コロナショックが発生した時点で金融市場には大きな不安が2つあった。1つには、米国の社債市場と、信用リスクの高い社債を証券化したローン担保証券(CLO)が破綻するのではないかという心配。もう1つには、ドル資金の調達が難しくなることで国際金融的なデフォルトが起こる懸念だった。

 共に金融システムに大規模なトラブルをもたらす可能性がある。コロナによる実体経済の傷みに加えて、リーマンショック的な金融危機のダメージが及ぶ心配があったのだ。

 もちろん、今後大型の倒産等が個別に起こる可能性があるし、危機に陥る金融機関が出てくる可能性はある。
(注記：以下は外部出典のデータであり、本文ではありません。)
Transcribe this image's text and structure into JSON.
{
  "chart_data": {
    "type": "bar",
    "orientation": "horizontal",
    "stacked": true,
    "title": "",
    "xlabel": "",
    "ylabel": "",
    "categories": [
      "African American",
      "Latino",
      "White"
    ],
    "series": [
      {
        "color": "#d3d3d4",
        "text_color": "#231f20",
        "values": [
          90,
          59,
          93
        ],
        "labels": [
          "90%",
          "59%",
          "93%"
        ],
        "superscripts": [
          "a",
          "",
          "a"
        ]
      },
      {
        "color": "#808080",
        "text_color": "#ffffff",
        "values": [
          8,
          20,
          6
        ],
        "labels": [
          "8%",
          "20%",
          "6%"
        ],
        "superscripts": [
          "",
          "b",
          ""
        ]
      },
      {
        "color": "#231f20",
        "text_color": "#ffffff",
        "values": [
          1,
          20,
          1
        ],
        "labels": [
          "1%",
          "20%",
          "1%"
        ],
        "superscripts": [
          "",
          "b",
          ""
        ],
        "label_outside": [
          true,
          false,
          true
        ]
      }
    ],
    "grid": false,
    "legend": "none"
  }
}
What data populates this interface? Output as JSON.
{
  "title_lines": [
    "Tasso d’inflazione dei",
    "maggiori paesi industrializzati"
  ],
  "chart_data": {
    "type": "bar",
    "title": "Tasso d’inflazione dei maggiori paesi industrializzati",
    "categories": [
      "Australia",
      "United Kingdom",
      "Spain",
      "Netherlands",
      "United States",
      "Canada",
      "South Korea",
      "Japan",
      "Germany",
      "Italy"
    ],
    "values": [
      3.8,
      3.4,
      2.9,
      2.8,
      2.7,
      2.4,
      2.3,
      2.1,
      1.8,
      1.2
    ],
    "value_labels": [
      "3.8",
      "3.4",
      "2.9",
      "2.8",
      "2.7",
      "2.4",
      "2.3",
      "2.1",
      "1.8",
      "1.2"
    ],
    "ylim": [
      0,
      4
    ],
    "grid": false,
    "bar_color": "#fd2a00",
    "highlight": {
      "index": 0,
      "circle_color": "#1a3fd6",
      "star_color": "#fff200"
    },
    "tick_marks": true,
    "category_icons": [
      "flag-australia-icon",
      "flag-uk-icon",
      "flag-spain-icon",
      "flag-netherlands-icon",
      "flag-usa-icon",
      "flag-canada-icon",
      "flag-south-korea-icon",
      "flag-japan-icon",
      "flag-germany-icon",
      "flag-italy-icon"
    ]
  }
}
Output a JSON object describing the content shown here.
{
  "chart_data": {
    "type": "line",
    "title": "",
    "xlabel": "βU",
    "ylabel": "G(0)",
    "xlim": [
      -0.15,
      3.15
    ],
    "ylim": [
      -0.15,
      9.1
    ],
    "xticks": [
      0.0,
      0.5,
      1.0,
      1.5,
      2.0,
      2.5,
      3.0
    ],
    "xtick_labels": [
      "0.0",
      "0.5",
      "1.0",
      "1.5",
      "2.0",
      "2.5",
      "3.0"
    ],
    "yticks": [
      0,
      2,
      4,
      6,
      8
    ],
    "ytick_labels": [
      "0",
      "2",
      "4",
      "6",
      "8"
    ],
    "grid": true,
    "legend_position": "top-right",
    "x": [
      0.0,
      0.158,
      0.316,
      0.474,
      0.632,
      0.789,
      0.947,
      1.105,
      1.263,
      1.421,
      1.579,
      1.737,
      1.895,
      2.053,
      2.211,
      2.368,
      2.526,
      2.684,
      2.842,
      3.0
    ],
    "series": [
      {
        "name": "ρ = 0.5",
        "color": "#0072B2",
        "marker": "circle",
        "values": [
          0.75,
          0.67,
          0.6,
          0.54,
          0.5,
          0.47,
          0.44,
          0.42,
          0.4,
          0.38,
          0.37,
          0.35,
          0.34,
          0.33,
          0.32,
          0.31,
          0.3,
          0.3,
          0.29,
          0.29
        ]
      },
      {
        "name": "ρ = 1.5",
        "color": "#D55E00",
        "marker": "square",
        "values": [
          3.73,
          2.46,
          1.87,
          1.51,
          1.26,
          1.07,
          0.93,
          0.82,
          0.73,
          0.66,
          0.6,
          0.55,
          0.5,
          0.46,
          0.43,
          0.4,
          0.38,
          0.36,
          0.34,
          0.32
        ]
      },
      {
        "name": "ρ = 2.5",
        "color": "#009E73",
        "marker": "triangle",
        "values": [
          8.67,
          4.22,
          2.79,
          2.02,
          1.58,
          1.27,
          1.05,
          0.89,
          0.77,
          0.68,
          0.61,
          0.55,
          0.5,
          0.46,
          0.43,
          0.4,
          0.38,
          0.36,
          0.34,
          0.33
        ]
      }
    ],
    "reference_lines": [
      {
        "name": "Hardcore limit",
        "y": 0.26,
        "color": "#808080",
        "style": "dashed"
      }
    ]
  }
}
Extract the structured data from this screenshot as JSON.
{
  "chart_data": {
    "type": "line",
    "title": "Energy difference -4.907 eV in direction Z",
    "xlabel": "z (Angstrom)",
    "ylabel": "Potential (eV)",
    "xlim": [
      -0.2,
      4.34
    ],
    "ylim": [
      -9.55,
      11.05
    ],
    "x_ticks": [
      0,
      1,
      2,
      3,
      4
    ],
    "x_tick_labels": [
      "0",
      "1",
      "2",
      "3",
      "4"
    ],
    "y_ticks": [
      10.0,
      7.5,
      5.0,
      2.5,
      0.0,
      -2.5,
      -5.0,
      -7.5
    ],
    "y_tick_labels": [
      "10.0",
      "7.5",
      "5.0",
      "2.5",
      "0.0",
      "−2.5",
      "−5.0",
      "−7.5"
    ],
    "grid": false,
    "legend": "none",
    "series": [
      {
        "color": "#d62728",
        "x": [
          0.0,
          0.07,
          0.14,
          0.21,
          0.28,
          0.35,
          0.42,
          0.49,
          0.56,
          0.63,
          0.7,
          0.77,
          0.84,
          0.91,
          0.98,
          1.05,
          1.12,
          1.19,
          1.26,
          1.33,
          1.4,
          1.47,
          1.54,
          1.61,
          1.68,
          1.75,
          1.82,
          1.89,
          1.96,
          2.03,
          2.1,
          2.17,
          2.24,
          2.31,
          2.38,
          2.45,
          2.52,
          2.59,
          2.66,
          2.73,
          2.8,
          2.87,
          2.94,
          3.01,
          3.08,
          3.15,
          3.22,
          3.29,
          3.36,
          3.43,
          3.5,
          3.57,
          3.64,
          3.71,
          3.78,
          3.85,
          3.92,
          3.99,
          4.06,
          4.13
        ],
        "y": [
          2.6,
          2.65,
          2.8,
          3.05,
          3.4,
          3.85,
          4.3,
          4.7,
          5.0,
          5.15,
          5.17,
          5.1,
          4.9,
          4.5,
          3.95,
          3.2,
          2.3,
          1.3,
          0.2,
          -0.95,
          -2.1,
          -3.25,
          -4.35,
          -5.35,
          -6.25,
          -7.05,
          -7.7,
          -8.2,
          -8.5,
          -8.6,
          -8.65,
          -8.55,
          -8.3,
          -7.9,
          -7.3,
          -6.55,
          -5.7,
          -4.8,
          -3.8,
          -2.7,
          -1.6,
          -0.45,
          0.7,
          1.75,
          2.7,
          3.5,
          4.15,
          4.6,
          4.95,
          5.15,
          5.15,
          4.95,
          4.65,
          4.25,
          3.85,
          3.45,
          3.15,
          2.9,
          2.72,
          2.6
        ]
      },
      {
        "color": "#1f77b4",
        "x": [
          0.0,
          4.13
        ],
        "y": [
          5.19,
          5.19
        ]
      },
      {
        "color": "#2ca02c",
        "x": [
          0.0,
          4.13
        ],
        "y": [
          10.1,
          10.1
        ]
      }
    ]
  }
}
しかし、FRBが早い時点で「社債」と「国際金融」に対して大胆な手を打ったことは適切だった。

 株式市場には「FED(FRBの略称)には逆らうな」という格言があるが、量的金融緩和に加えて、信用リスクにまで踏み込んだ金融緩和の状況にあって、株価が上がるは市場常識的には「自然」だ。

株式投資をする人は
「不安は消えない」と覚悟すべき

 世界銀行が8日に発表した2020年の世界経済の成長率見通しはマイナス5.2%で、1月時点の見通しを7.7%引き下げたことになる。世界通貨基金(IMF)の4月時点の見通しはマイナス3.0%であり、株価に対する見通しだけでなく、経済成長率に対する専門家の見通しも、経験則が通じない事態にあっては不安定なものであることが分かるが、今年が戦後最悪の経済状況となることは間違いなさそうだ。

「実体経済の悪さと株価上昇のギャップは危険だ」「スピード調整があるはずだ」との声にも市場関係者の経験則的には一定の説得力がある。ただ、これまで消費を止めていたことで蓄えられた購買力が、経済活動の再開に伴って突然発揮されることによる「意外な回復」に注目が集まる可能性がある。そのため、「空売り」を行うのは危険だろうし、「二番底」を待つのはうまくいかない可能性が大きい。

 一方、感染拡大の速さは「第1波」で確認済みのところだが、経済活動が活発になり、「第2波」が経済を再び急停止させる可能性があることは否定できない。